I dove into a backlist novel for my current read. about grace by Anthony Doerr was published in 2004, before All the Light We Cannot See, a WWII novel that I loved. This one is not a historical novel, but it wonderfully illustrates the author’s versatility.
The writing is perfect, drawing me into a story that is slowly paced yet nevertheless compelling. It has a premise that is otherwordly, but so richly detailed that it reads as believable.
The protagonist, David Winkler, is a hydrologist–a scientist fascinated by water, particularly by snow. He leads a fairly isolated existence, guarding a bizarre secret: he sometimes dreams the future. He has seen horrible, fatal accidents as well as mundane daily mishaps in his dreams, then watched helplessly as the events occur. He foresees his own meeting, in a grocery store, of the woman he will eventually marry. And then, he dreams of his infant daughter’s death in a flash flood. Worse, he dreams of his desperate attempt to rescue her, an attempt that culminates with her drowning in his arms. When rain starts to fall in real life, and the sodden ground can take no more, he desperately tries to get his wife to run with him. Of course, she thinks he’s nuts. And when the dream begins to spool out in front of him in real life, he runs as far as he can, ending up on a remote Caribbean island, where he lives out the next twenty-five years of his life.
David lives hand-to-mouth, his life entwining with that of a refugee couple on the island, who have a young daughter of their own. She becomes something of a surrogate daughter for David, but he never forgets his wife and his own child, Grace. Although he wrote hundreds of letters to his wife, finally begging only to know if his daughter survived, he receives no answer to that most important question. Eventually, he is pulled back to the U.S. to try to find out.

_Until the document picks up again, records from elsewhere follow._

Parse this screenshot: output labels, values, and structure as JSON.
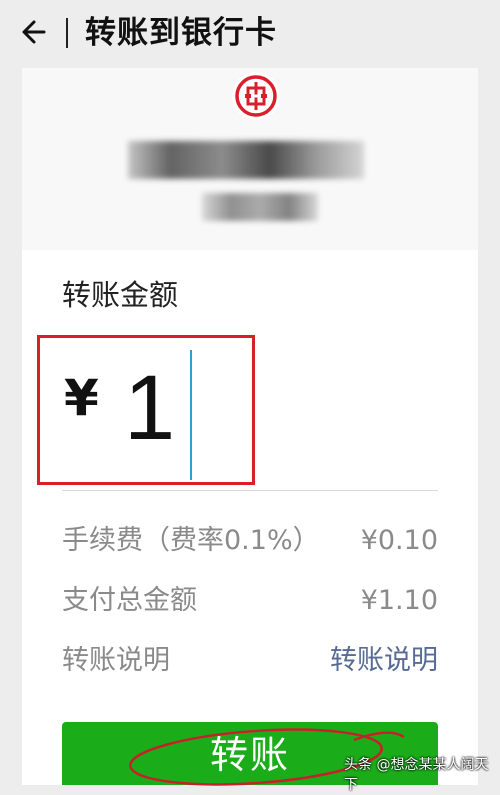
{
  "header": {
    "title": "转账到银行卡"
  },
  "bank": {
    "logo_name": "bank-logo",
    "accent": "#d8202c"
  },
  "form": {
    "amount_label": "转账金额",
    "currency_symbol": "¥",
    "amount_value": "1",
    "fee_label": "手续费（费率0.1%）",
    "fee_value": "¥0.10",
    "total_label": "支付总金额",
    "total_value": "¥1.10",
    "note_label": "转账说明",
    "note_link": "转账说明"
  },
  "actions": {
    "submit_label": "转账",
    "button_color": "#1aad19"
  },
  "watermark": {
    "text": "头条 @想念某某人阔天下"
  }
}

It’s a strange odyssey. Back in 2004, locating a wife and daughter abandoned a quarter century prior was no simple matter, so it makes for an obsessive and dangerous trek. Again, not exactly credible and yet somehow the quest is realistic because of the confident presentation of the minute (and often scientific) details. The novel is a moving exploration of themes of love, family, forgiveness, and the strange workings of fate. Highly recommended.